"Social media is a whole new world, and you cannot afford to not be a part of it," says Pamela Blase, a spokeswoman for UMB Financial of
Banks say they're establishing presences on social-networking sites to tap into a growing demographic and to control the conversation about their brands. Yet the economic turmoil, some say, makes it even more important to reach out to customers any way they can.
"There's a lot of worry out there," says Ed Terpening, vice president of social media at Wells Fargo, one of the first banks with a group of employees dedicated to social networking. "That means that we have to stay close to our customers."
The appeal of social networking, according to Steve Furman, Discover's director of e-commerce, is that it provides "pure, instant" communication with customers.
In general, banks and card issuers have been slower to embrace social networking than other industries have. But social networking has become popular enough that, for many institutions, it's not a question of if but when to establish a presence on these sites, says James McGovern of Corporate Insight, a financial-services research firm.
Yet as a growing number of banks become proficient in the social-networking world, the norms of customer service are being upended.
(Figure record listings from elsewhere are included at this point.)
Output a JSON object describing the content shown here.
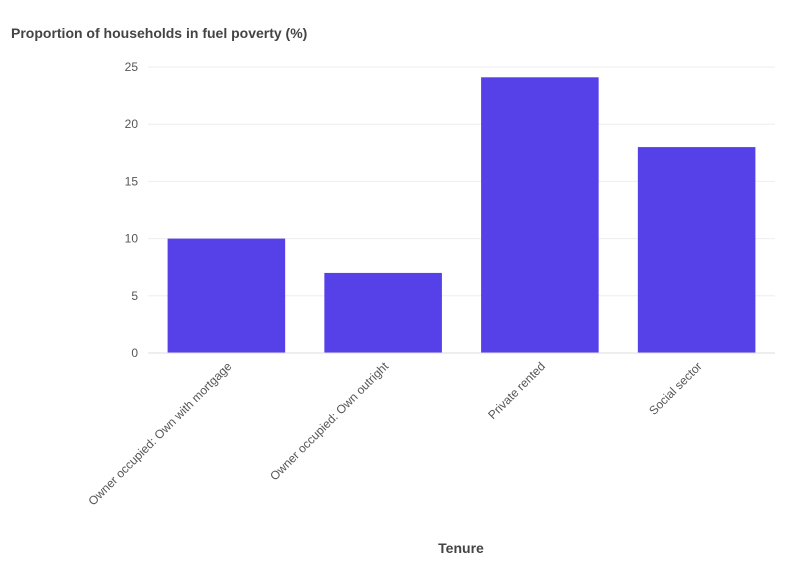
{
  "chart_data": {
    "type": "bar",
    "title": "Proportion of households in fuel poverty (%)",
    "xlabel": "Tenure",
    "ylabel": "",
    "categories": [
      "Owner occupied: Own with mortgage",
      "Owner occupied: Own outright",
      "Private rented",
      "Social sector"
    ],
    "values": [
      10,
      7,
      24.1,
      18
    ],
    "ylim": [
      0,
      25
    ],
    "yticks": [
      0,
      5,
      10,
      15,
      20,
      25
    ],
    "grid": true,
    "bar_color": "#5640e8"
  }
}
Increasingly, today's online interactions between banks and consumers are peppered with shorthand, typos and even slang.
"It sounds like you need 2 talk 2 someone abt your specific situation," read a recent Twitter post from a Wells Fargo rep.
Adding to banks' challenges, social-networking sites are becoming another venue for consumers to complain — and complain is exactly what they're doing as credit card rates and fees rise even as the economy struggles and unemployment rises.